Siempre he sido intransigente con el hecho de tener que ceder el asiento del metro a quien lo necesite. Antepongo la prioridad de leer con dignidad unas páginas durante el largo trayecto, al precepto moral de aliviar a alguien el peso de sus años o el dolor de la mutilación de su cuerpo. No es que no tenga tiempo para leer en otros momentos y lugares, tiene que ver con el encanallamiento que siento al tener que hacer ese viaje cada día con una mano sobre la otra. La lectura me hace sobreponerme, incluso, ya se que puede parecer excesivo, me hace sentir angelical entre tanta humanidad claudicada.

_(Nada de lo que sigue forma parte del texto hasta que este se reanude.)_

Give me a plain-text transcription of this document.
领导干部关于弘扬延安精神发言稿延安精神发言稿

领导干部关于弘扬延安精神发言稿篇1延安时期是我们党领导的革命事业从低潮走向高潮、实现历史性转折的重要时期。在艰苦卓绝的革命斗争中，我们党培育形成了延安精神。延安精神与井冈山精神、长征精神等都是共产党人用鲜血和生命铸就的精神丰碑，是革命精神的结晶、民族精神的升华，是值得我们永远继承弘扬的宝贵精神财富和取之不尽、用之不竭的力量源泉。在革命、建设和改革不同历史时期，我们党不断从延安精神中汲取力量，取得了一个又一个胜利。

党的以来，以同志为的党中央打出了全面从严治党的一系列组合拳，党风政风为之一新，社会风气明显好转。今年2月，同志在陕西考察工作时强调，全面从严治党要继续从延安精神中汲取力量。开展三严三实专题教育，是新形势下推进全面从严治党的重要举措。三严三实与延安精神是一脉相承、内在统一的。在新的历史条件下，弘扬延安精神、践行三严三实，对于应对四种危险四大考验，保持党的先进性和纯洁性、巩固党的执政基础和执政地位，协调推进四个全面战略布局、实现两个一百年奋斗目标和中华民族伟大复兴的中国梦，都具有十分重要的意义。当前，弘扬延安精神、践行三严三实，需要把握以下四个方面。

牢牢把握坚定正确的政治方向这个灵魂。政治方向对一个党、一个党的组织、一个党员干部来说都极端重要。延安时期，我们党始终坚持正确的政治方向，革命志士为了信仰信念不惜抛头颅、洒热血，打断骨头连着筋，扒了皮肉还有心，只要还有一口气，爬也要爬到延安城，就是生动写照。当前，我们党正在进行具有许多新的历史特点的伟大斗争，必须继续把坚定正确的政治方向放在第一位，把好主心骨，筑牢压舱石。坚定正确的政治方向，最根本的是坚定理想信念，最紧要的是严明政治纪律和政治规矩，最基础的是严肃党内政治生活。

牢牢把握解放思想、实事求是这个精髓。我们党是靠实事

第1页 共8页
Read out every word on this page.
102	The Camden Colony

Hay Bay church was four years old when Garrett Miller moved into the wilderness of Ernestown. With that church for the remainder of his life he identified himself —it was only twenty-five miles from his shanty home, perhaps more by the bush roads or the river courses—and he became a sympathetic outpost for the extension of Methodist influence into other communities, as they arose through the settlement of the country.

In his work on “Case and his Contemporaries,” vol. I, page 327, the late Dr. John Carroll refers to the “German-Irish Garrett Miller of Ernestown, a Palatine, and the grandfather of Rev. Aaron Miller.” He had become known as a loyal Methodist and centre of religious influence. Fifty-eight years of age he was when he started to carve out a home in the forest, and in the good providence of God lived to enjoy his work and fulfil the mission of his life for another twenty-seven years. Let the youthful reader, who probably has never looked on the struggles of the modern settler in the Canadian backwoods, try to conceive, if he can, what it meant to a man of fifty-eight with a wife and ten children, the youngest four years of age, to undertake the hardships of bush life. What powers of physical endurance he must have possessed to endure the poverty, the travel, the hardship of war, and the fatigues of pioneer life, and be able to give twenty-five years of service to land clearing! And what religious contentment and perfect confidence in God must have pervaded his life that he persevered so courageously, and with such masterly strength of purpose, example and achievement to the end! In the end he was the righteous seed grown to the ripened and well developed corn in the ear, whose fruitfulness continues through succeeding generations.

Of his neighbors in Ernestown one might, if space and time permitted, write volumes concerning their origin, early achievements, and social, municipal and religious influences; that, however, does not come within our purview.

Después de tantos años empeñado en la misma tarea, he llegado a la conclusión de que un libro entre las manos, es lo único capaz de romper el enmarañamiento de conductas que se rozan o se traban en los recorridos suburbanos de cada día. Lo único que produce sentido entre tanta arbitrariedad. Los hay que solo pestañean con nerviosismo, sin otro afán que ver como el tren recala en el andén donde se tienen que apear. Otros se pasan todo el rato dormitando de tedio o de cansancio, dejando caer la cabeza en el hombro de quien tiene al lado. Los hay que buscan transacciones carnales adoptando extrañas posturas para llamar la atención. Y los hay, la mayoria, que, invariablemnte, poniendo cara de palo, no sé si van o vienen del trabajo o a donde sea.
Aquella mañana, por mas que dejé pasar tres o cuatro trenes no conseguí sentarme. Era un dia de huelga. Cuando entré en el vagón, arrastrado por la muchedumbre, me di cuenta de inmediato que ni siquiera iba a poder leer una línea. Fueron suficiente un par de meneos contundentes para que el libro me saltara de las manos, perdiéndose entre los pies del ganado. Acto seguido sentí una punzada en el cerebro que me produjo un leve mareo, suficiente para seguir el mismo destino que el libro. Allí abajo me dí cuenta que a un par de metros de donde yo había caido, el libro era pisoteaco sin compasión.
Era la primera vez que sufría semejante atropello, lo que me hizo tener una sensación insólita de fraude y de suciedad, abandonado en medio de aquel tumulto infernal. Bramé como una animal cuando intentaron ayudarme a ponerme en pie, librandome con hosquedad de los brazos solícitos. Una vez que conseguí recuperar la vertical, me apeé en la estación siguiente, maldiciendo de manera ininteligible a quienes continuaron el viaje. Luego me acerqué a una papelera y vomité desconsolado. En el asiento de al lado una vagabundo dormía tumbado sobre unos periódicos atrasados.